Some Thoughts On Re-Glazing and Adjustment of Wood Windows

I.         BASIC GUIDELINES FOR RE-GLAZING WINDOWS (Generally referred to as “puttying” windows)

  1. Remove storm windows.
  2. Remove loose and deteriorated putty (glazing compound) using a putty knife, razor knife, or wood chisel. There is no need to remove sound putty at the risk of breaking glass or damaging the sash, the new material can be neatly joined to the old. Remove old paint on the glass with a razor scraper.
  3. Sweep out or clean the rebate with a duster brush and apply a one-coat mixture of 1 part boiled linseed oil and one part mineral spirits, or one coat of oil-based exterior primer. Let oil dry at least three days before re-glazing.
  4. Re-glaze the windows with oil-based putty  . Do not use caulking or latex putty, it has half the service life of oil putty. New putty should not show from the interior. Tooling should be uniform and smooth.
  5. Allow several days for the putty to dry before painting. Oil putty should only be primed with oil-based exterior primer. Sash and parting beads must be painted neatly to prevent sticking windows. Overlap the paint 1/32-1/16 inch onto the glass to form a weather seal between the putty and the glass. This seal should not be removed with a razor blade. If windows must be scraped clean, protect the seal with a broad spackling knife while scraping.

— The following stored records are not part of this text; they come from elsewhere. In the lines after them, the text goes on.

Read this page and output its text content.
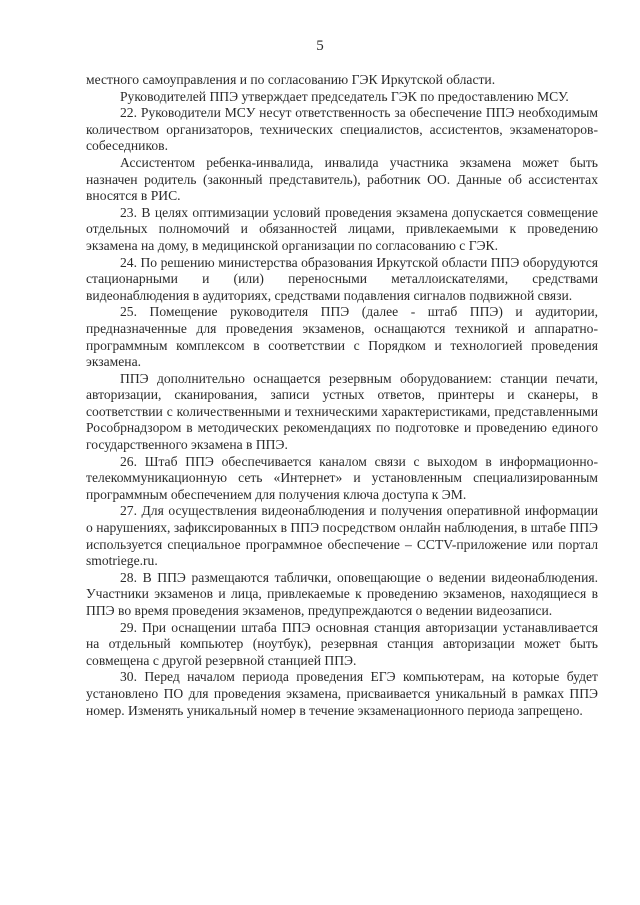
5

местного самоуправления и по согласованию ГЭК Иркутской области.

Руководителей ППЭ утверждает председатель ГЭК по предоставлению МСУ.

22. Руководители МСУ несут ответственность за обеспечение ППЭ необходимым количеством организаторов, технических специалистов, ассистентов, экзаменаторов-собеседников.

Ассистентом ребенка-инвалида, инвалида участника экзамена может быть назначен родитель (законный представитель), работник ОО. Данные об ассистентах вносятся в РИС.

23. В целях оптимизации условий проведения экзамена допускается совмещение отдельных полномочий и обязанностей лицами, привлекаемыми к проведению экзамена на дому, в медицинской организации по согласованию с ГЭК.

24. По решению министерства образования Иркутской области ППЭ оборудуются стационарными и (или) переносными металлоискателями, средствами видеонаблюдения в аудиториях, средствами подавления сигналов подвижной связи.

25. Помещение руководителя ППЭ (далее - штаб ППЭ) и аудитории, предназначенные для проведения экзаменов, оснащаются техникой и аппаратно-программным комплексом в соответствии с Порядком и технологией проведения экзамена.

ППЭ дополнительно оснащается резервным оборудованием: станции печати, авторизации, сканирования, записи устных ответов, принтеры и сканеры, в соответствии с количественными и техническими характеристиками, представленными Рособрнадзором в методических рекомендациях по подготовке и проведению единого государственного экзамена в ППЭ.

26. Штаб ППЭ обеспечивается каналом связи с выходом в информационно-телекоммуникационную сеть «Интернет» и установленным специализированным программным обеспечением для получения ключа доступа к ЭМ.

27. Для осуществления видеонаблюдения и получения оперативной информации о нарушениях, зафиксированных в ППЭ посредством онлайн наблюдения, в штабе ППЭ используется специальное программное обеспечение – CCTV-приложение или портал smotriege.ru.

28. В ППЭ размещаются таблички, оповещающие о ведении видеонаблюдения. Участники экзаменов и лица, привлекаемые к проведению экзаменов, находящиеся в ППЭ во время проведения экзаменов, предупреждаются о ведении видеозаписи.

29. При оснащении штаба ППЭ основная станция авторизации устанавливается на отдельный компьютер (ноутбук), резервная станция авторизации может быть совмещена с другой резервной станцией ППЭ.

30. Перед началом периода проведения ЕГЭ компьютерам, на которые будет установлено ПО для проведения экзамена, присваивается уникальный в рамках ППЭ номер. Изменять уникальный номер в течение экзаменационного периода запрещено.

II.        GUIDELINES FOR REPLACING GLASS

  1. Remove broken glass and clean out remaining putty with knife or razor knife. For hard stubborn putty, use a heat iron; do not use open flame torches or heat guns.
  2. Saturate rebate with linseed oil mixture or oil primer as recommended in I.3 above.
  3. Back-bed the new glass by applying a thin uniform bed of putty in the rebate and pushing new glass firmly into it.  Secure the new glass with glazier’s points.
  4. Re-glaze the glass.

III.       GUIDELINES FOR PAINTING WINDOWS

  1. Unstick frozen sash until they move freely.
  2. If sash weight ropes are broken or frayed, replace them now. (See Part IV below.)
  3. Remove old paint by hand scraping and hand sanding or with a pad, belt, or detail sander. Do not use rotary sanders.
  4. Dust off the surface and apply one coat of exterior oil-based primer.
  5. Apply one or two coats of exterior oil-based enamel or trim paint. If the upper sash works, use as few coats as possible in the lower sash channel to decrease paint build-up in the channel.
  6. Allow to dry, unstick sash, clean, and re-install storm windows.

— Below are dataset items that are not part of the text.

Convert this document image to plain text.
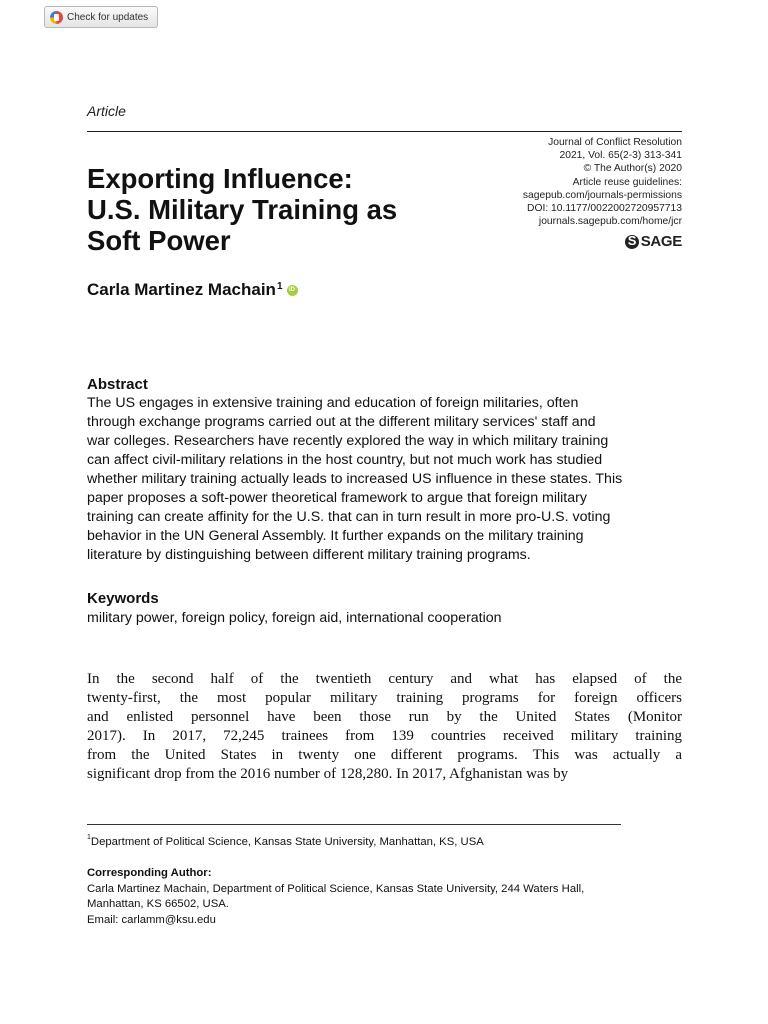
Check for updates
Article
Journal of Conflict Resolution
2021, Vol. 65(2-3) 313-341
© The Author(s) 2020
Article reuse guidelines:
sagepub.com/journals-permissions
DOI: 10.1177/0022002720957713
journals.sagepub.com/home/jcr
S
SAGE
Exporting Influence:
U.S. Military Training as
Soft Power
Carla Martinez Machain$^1$	iD
Abstract
The US engages in extensive training and education of foreign militaries, often
through exchange programs carried out at the different military services' staff and
war colleges. Researchers have recently explored the way in which military training
can affect civil-military relations in the host country, but not much work has studied
whether military training actually leads to increased US influence in these states. This
paper proposes a soft-power theoretical framework to argue that foreign military
training can create affinity for the U.S. that can in turn result in more pro-U.S. voting
behavior in the UN General Assembly. It further expands on the military training
literature by distinguishing between different military training programs.
Keywords
military power, foreign policy, foreign aid, international cooperation
In the second half of the twentieth century and what has elapsed of the
twenty-first, the most popular military training programs for foreign officers
and enlisted personnel have been those run by the United States (Monitor
2017). In 2017, 72,245 trainees from 139 countries received military training
from the United States in twenty one different programs. This was actually a
significant drop from the 2016 number of 128,280. In 2017, Afghanistan was by
$^1$Department of Political Science, Kansas State University, Manhattan, KS, USA
Corresponding Author:
Carla Martinez Machain, Department of Political Science, Kansas State University, 244 Waters Hall,
Manhattan, KS 66502, USA.
Email: carlamm@ksu.edu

IV.      SUGGESTIONS FOR SASH CORD AND SASH STOP REPAIRS

  1. Replacement of sash cords is best done during re-painting.
  2. Remove sash stops and parting bead, and sand or scrape off excessive paint build up.
  3. Retie sash with sash cord using knots that will not loosen; do not use lightweight clothes line. For a more durable repair, replace sash cords with brass safety chain that is made for this purpose and available at many hardware stores.
  4. Replace parting beads.
  5. Replace stops with brass stop adjustors and screws to allow for periodical adjustment of the stops. Do not use nails and do not caulk the stops into the jamb or paint the adjustors.

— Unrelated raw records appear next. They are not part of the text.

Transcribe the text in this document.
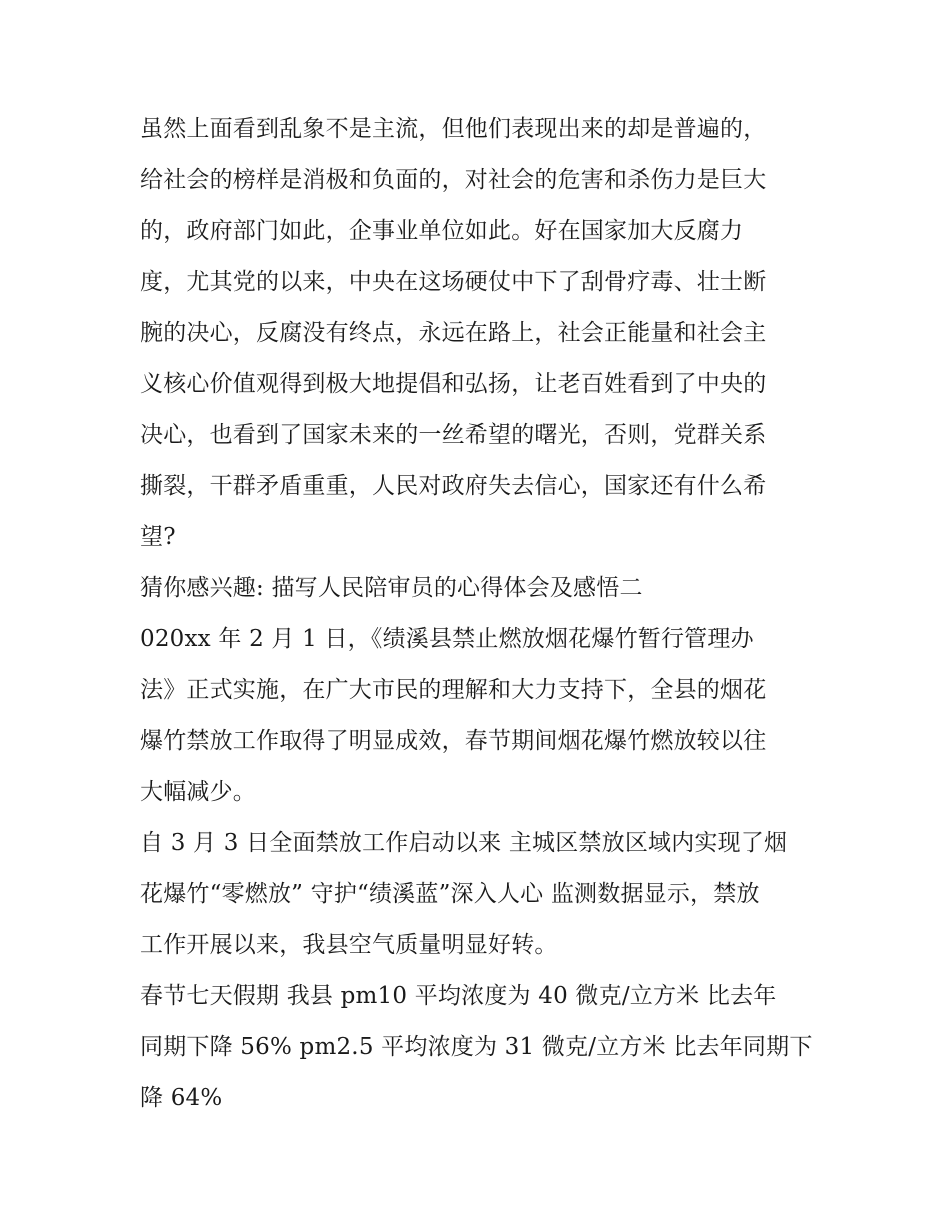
虽然上面看到乱象不是主流，但他们表现出来的却是普遍的，
给社会的榜样是消极和负面的，对社会的危害和杀伤力是巨大
的，政府部门如此，企事业单位如此。好在国家加大反腐力
度，尤其党的以来，中央在这场硬仗中下了刮骨疗毒、壮士断
腕的决心，反腐没有终点，永远在路上，社会正能量和社会主
义核心价值观得到极大地提倡和弘扬，让老百姓看到了中央的
决心，也看到了国家未来的一丝希望的曙光，否则，党群关系
撕裂，干群矛盾重重，人民对政府失去信心，国家还有什么希
望?
猜你感兴趣: 描写人民陪审员的心得体会及感悟二
020xx 年 2 月 1 日，《绩溪县禁止燃放烟花爆竹暂行管理办
法》正式实施，在广大市民的理解和大力支持下，全县的烟花
爆竹禁放工作取得了明显成效，春节期间烟花爆竹燃放较以往
大幅减少。
自 3 月 3 日全面禁放工作启动以来 主城区禁放区域内实现了烟
花爆竹“零燃放” 守护“绩溪蓝”深入人心 监测数据显示，禁放
工作开展以来，我县空气质量明显好转。
春节七天假期 我县 pm10 平均浓度为 40 微克/立方米 比去年
同期下降 56% pm2.5 平均浓度为 31 微克/立方米 比去年同期下
降 64%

V.        WEATHERSTRIPPING

  1. Removal of the sash for painting or retying sash cords provides a good opportunity to weatherstrip your sash.
  2. Weatherstripping should not affect easy movement of the sash or interfere with the correct alignment of the meeting rails.
  3. Various types of weatherstripping are available at your hardware store but many of the foam or vinyl types are not durable. We recommend galvanized steel or bronze weather stripping that is carefully installed in the sash channel and on the sill and aligned with a corresponding groove cut into the sash stiles and rails. This system comes with a special meeting rail weatherstrip.
  4. Sash locks are an important part of the weatherstripping system because they pull the meeting rails tightly together to form a weather seal.